How often do you take advantage of dynamic typing, in fact, probably not possible in a statically typed language?
What am I interested in, how often is it used in the real world (rather than displaying)?
Honestly: Most of the benefits are dynamic languages (note that I "dynamic language", "dynamically Typed language "is not needed) Do not do anything with dynamic typing (and Python is my favorite language!). They only take care of it because it comes to flexibility, because most statically-typed languages are difficult. Haskell is often told for a reason - while talking about this topic. In practice, I see a slight difference between a steady but expressive (for example, naturally normal) and a dynamic type of system.
The main advantage associated with dynamic typing is usually multivarious / duck typing / generic programming. Like most of my Python code works, exactly when a person comes with different types and passes it, unless the fields / methods in it use my code (provided they are roughly equal Are). Actually, it saves us the hassle of creating an interface that is possible in every class, and as much as possible, we want to pass that special function.

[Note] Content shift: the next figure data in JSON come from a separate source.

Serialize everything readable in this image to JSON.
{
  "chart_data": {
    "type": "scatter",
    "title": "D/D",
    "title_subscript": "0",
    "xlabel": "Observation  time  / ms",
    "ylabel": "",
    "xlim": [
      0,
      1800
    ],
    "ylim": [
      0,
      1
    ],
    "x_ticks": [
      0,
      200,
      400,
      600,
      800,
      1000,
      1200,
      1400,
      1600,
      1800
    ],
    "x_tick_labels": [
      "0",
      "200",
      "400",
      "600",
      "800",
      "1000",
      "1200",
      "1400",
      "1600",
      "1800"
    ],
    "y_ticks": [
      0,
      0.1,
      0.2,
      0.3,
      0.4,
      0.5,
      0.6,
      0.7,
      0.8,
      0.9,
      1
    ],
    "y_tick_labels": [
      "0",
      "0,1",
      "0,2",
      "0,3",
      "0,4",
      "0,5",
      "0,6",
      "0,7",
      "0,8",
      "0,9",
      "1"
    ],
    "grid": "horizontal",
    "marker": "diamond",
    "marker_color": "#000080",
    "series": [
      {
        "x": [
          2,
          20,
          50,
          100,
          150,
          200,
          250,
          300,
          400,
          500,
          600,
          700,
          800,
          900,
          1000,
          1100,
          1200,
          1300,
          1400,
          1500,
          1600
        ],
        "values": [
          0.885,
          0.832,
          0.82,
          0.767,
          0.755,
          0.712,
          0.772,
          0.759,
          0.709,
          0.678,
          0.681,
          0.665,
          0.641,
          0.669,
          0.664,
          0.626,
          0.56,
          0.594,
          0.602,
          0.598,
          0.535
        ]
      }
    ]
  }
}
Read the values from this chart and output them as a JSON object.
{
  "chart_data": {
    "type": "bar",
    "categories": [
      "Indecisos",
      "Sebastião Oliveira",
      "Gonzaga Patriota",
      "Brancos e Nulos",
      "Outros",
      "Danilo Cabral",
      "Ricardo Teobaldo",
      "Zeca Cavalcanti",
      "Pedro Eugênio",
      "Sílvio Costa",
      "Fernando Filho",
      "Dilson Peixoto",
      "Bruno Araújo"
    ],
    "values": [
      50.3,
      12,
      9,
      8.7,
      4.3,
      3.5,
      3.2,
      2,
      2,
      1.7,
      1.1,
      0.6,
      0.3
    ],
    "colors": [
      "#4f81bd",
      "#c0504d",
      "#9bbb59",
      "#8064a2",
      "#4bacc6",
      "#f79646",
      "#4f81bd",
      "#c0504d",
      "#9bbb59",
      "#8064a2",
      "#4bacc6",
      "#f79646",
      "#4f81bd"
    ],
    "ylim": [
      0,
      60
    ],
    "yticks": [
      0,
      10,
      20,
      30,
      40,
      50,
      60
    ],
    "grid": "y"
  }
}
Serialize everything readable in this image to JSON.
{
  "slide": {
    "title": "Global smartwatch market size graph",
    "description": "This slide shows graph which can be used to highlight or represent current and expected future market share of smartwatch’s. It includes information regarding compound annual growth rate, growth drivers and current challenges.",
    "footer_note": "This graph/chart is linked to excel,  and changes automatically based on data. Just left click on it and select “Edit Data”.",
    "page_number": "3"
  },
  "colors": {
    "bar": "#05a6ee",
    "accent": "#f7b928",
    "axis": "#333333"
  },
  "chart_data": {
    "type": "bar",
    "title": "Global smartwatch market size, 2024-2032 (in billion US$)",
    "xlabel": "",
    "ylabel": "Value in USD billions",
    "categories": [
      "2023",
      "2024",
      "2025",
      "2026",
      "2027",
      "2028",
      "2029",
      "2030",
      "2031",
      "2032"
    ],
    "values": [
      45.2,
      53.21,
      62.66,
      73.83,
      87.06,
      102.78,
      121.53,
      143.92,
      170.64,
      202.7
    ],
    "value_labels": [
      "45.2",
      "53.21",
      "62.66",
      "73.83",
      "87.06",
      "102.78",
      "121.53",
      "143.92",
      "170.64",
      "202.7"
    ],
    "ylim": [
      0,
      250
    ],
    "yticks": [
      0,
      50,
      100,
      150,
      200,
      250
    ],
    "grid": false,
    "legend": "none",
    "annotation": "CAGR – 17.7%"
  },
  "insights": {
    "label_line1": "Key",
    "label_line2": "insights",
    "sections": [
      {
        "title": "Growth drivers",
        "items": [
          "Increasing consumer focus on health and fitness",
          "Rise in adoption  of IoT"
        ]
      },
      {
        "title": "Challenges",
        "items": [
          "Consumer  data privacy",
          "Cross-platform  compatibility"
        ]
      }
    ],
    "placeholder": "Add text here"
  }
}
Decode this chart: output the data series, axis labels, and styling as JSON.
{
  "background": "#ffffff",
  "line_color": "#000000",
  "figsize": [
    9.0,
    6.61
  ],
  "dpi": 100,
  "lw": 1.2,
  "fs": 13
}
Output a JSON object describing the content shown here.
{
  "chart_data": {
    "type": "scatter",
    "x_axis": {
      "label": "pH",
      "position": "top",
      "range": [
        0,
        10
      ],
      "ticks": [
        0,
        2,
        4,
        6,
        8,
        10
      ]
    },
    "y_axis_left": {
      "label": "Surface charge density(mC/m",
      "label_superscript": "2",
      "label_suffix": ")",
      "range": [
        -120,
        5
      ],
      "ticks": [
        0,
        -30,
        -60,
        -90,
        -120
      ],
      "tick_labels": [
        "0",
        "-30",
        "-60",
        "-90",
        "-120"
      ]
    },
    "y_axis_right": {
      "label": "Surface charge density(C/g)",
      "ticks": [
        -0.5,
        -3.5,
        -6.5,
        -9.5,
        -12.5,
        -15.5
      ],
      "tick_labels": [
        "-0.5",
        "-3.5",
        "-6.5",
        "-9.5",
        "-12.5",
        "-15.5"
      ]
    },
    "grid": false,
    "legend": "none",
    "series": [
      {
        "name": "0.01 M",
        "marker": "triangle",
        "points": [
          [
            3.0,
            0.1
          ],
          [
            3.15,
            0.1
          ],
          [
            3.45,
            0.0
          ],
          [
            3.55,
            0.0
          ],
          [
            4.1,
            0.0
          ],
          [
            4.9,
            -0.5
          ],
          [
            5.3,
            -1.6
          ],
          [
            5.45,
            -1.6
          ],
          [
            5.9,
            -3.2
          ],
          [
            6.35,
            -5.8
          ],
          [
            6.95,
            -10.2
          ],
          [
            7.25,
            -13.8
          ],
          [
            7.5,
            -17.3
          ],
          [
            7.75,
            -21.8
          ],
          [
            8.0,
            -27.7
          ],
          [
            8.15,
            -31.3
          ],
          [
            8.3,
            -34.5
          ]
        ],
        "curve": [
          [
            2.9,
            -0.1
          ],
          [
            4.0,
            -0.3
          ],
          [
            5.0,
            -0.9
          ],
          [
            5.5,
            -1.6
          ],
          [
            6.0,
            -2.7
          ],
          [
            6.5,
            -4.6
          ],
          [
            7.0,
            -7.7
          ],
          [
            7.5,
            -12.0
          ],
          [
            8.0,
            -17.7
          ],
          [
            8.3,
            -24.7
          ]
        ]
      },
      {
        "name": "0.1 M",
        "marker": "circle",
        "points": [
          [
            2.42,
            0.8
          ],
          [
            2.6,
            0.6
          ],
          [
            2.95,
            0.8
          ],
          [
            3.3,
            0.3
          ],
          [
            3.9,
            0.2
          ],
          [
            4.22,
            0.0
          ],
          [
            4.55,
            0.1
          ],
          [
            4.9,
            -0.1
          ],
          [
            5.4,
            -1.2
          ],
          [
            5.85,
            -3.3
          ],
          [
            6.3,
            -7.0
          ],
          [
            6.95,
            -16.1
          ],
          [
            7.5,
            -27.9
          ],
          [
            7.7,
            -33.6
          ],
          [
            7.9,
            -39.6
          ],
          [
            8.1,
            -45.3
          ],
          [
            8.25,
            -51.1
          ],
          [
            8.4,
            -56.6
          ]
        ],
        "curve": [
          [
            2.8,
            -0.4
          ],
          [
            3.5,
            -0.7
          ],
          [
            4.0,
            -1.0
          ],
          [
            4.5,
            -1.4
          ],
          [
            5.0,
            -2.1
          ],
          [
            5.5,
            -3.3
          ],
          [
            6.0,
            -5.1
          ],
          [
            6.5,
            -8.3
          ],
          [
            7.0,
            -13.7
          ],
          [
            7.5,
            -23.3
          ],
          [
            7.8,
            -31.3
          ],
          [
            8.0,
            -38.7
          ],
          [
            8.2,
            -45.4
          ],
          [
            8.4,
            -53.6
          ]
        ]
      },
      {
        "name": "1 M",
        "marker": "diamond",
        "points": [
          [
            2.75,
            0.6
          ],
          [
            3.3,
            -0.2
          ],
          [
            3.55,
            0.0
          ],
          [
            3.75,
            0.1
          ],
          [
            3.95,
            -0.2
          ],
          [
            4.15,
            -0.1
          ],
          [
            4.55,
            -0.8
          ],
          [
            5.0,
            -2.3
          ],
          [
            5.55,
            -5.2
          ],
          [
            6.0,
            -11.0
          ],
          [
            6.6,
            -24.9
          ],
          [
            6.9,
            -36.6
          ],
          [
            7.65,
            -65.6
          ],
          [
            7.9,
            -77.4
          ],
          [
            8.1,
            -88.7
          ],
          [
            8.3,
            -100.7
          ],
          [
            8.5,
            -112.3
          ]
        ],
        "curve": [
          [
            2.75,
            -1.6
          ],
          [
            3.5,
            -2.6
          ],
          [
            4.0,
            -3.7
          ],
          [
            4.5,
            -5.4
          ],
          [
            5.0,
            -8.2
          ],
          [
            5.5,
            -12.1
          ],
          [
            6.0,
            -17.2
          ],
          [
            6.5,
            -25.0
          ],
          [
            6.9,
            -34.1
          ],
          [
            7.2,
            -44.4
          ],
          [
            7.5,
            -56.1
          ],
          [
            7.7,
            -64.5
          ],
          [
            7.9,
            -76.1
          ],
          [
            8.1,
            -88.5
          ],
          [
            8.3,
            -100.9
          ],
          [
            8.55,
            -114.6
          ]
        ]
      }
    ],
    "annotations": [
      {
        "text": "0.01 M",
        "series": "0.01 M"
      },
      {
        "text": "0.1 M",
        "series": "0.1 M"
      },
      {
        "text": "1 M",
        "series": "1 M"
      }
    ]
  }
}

The profit should be self-evident.
As mentioned above, it is unrelated for stable / dynamic typing (this is the thing that imbu ducks typing more comprehensive combination check at compiled time) However, behavior These two hands come in handy, because structural typing (ML / Okkell / Haskel / ... with no static-type is mainstream language, but there is nothing in the mainstream, and still a long way to go The way is fixed) C ++ T Plates the possible exception (which compared to Haskell as extraordinary pain).